Ockert and the advisory group wonder if the survey was too limited to identify a cancer cluster. They want the study to include former Frenchtown residents younger than 40 who now live outside the area, and the study area should be expanded because sulfur dioxide emissions could drift as far as Arlee, which also has a high cancer incidence.
They also question the practice of not reporting cases of cancer in rural zipcode areas if less than five exist, and they want all forms of cancer to be reported, not just leukemia, non-Hodgkin’s lymphoma and lung cancer.
“In order to identify a cancer cluster associated with environmental contamination, more data is needed,” the letter said. “Further studies could include the possible effects of exposure to sulfur dioxide, PCB’s, dioxins and other contaminants associated with pulp and paper mills in the Frenchtown, Arlee and Missoula areas.”
The one snag is how to collect health information from nonresidents without violating laws protecting medical privacy, Garrett said.
“I suggested that (Ockert) work with the university because they would know how to set up a double-blind study to get that information,” Garrett said.
The second letter will request money from the EPA to fund an osprey study that could detect more contamination in the Clark Fork River.
In September, University of Montana ecologist Erick Greene told the advisory group how osprey can be better indicators of contamination than fish, because as predators, they’re at the top of the food chain. While one fish might not contain enough toxins to allow for detection, one osprey eats hundreds of fish so the chemicals build up to a detectable level.
Montana Fish, Wildlife & Parks has worked with the EPA to collect trout for tissue samples, but fish biologist David Schmetterling said in September that fish should be just the beginning of assessing the extent of contamination.

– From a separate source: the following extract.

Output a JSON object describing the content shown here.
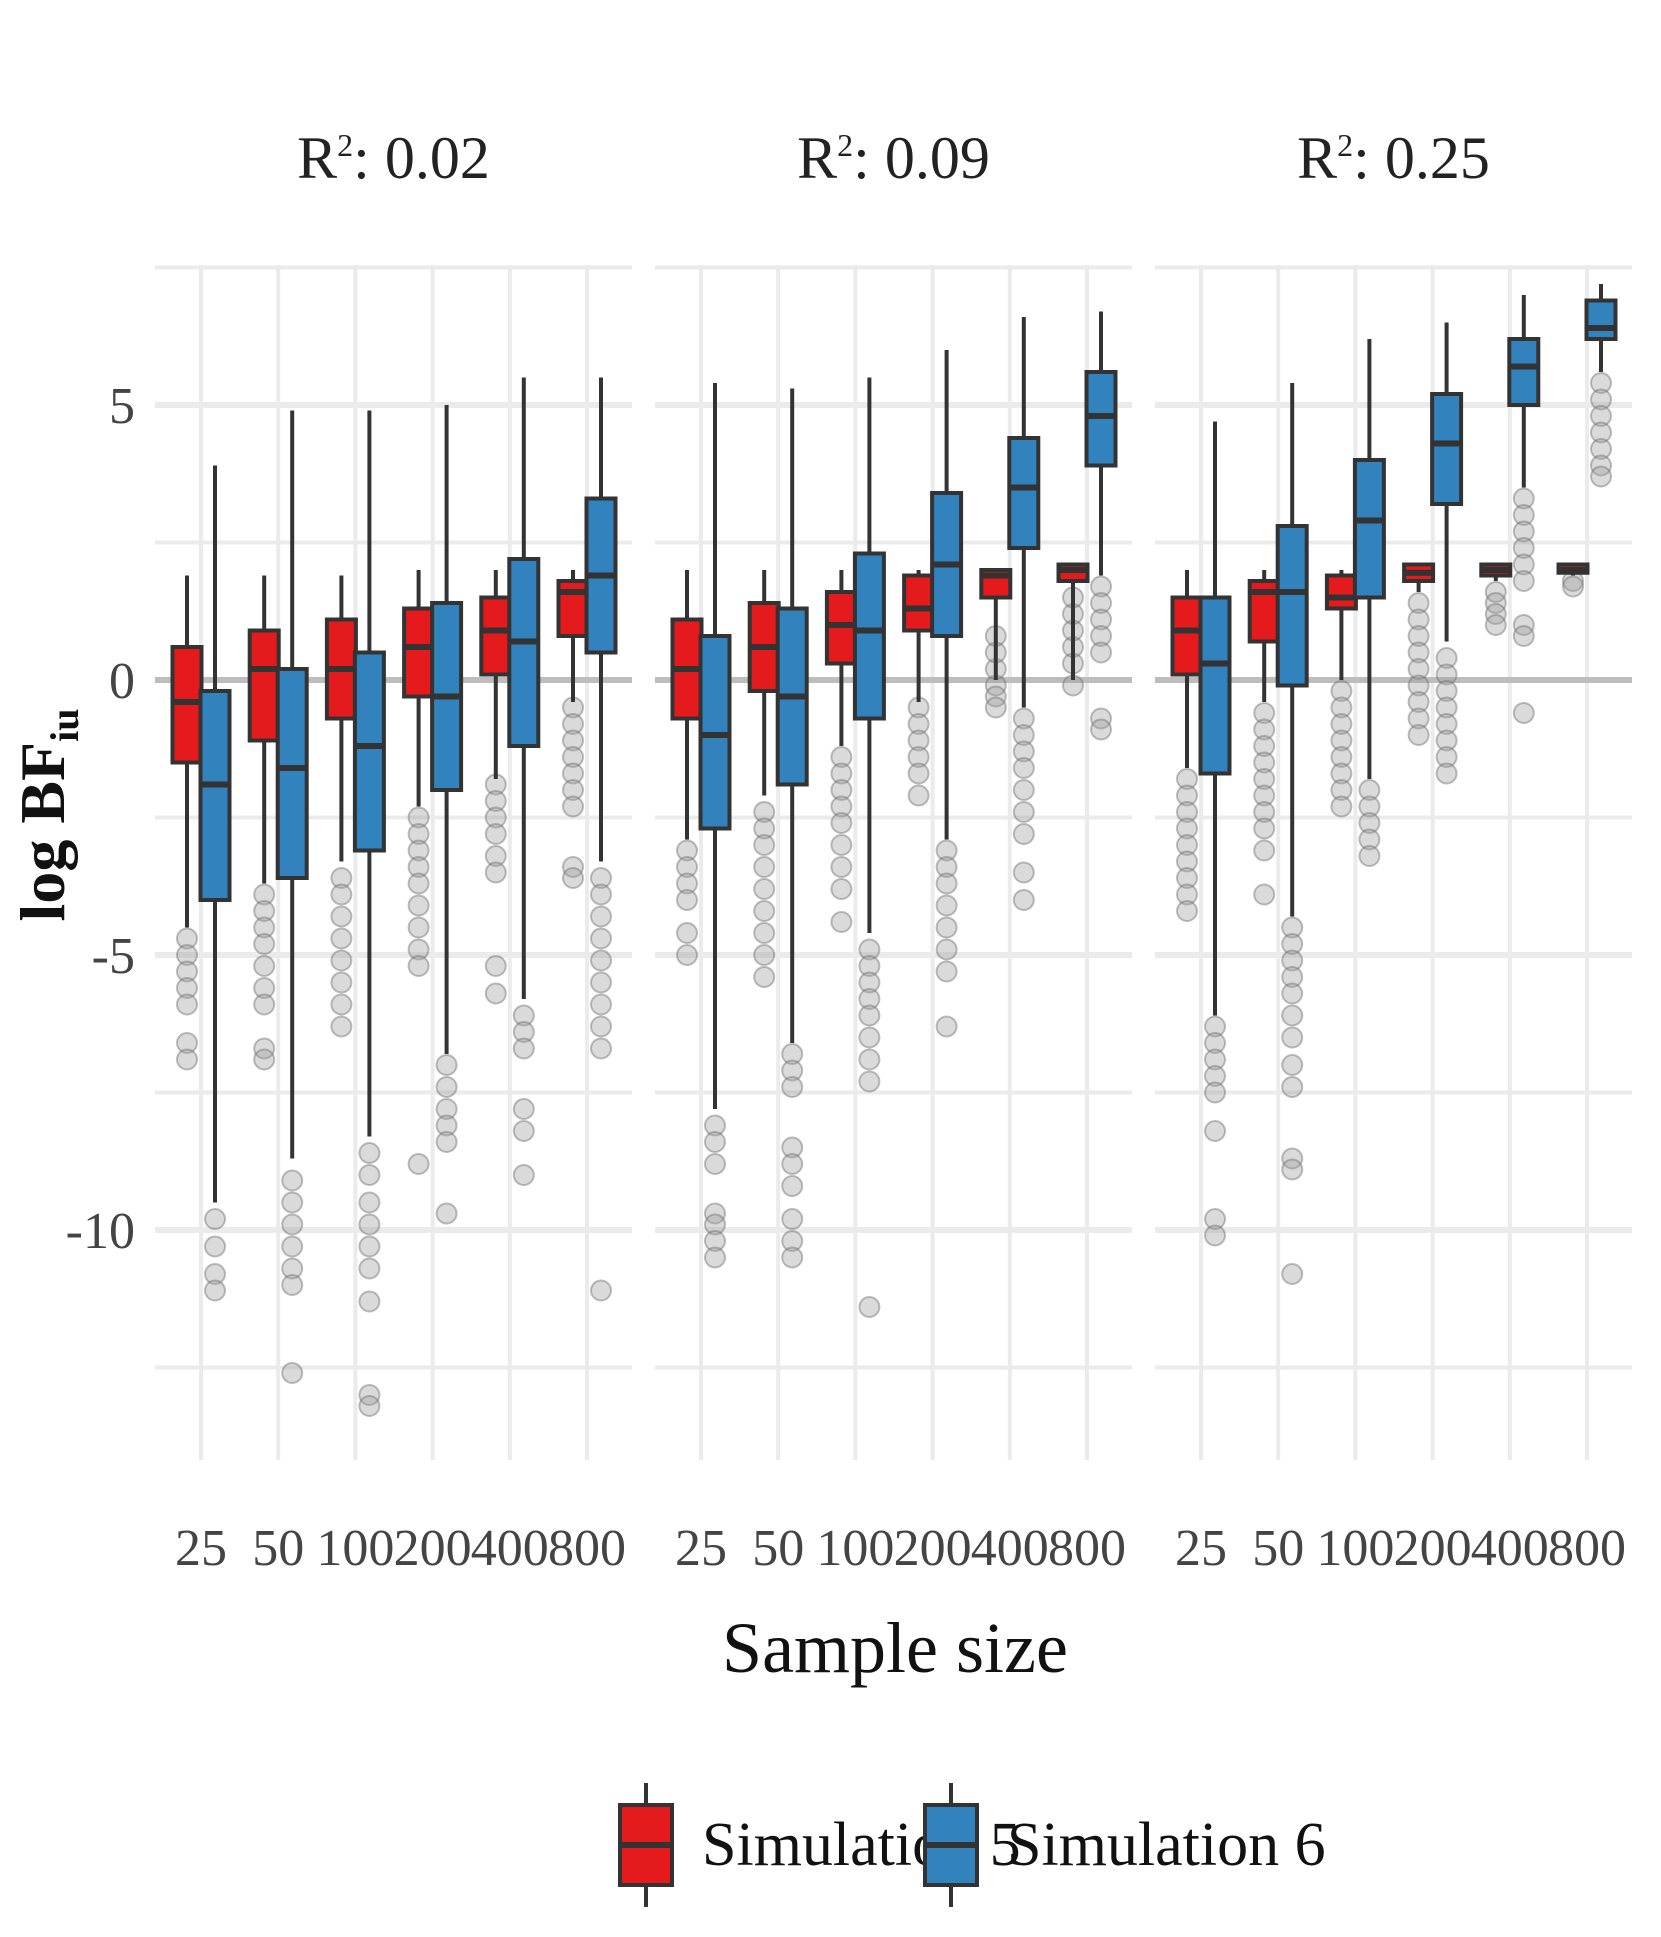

For more than a decade, Greene has used osprey blood samples to detect mining pollution and he already has large amounts of data showing mercury contamination along the Clark Fork.
He offered to set up a project to sample birds above and below the Smurfit site to better analyze the mercury problem in the river and to look at dioxins, furans and PCB’s, which are the main contaminants at the site. But processing Smurfit-type toxins costs about $1,000 per sample, money Greene doesn’t have.
The advisory group is asking the EPA for about $10,000 to conduct the study. But they may have another funding source: the 2016 Columbia River Restoration Act.
EPA hydrologist Peter Brumm said the act amended the 1972 Clean Water Act in order to clean up “toxics” – newer chemicals such as pharmaceuticals, PCB’s or pesticides not identified in 1972 – in the Columbia River basin.
A 2002 study found 92 pollutants in Columbia River fish. The Clark Fork River is part of the Columbia River system.
The restoration act appropriates up to $30 million for cleanup, monitoring and education, but after 2016, Congress has done little to support the act.
“Congress didn’t appropriate any money for us to do anything with it until 2019. This is the first year we have money,” Brumm said. “We have $1 million this year to award to grants.”
The catch is the EPA doesn’t want to use it to fund projects that already get Superfund money. But Greene’s project may still qualify because it would provide more data for the Clark Fork River.
Clark Fork Coalition attorney Andrew Gorder said Greene was looking into the Columbia River EPA grant, but with more people and organizations supporting the effort, such as the advisory group sending the letter, the more attention the EPA might give it.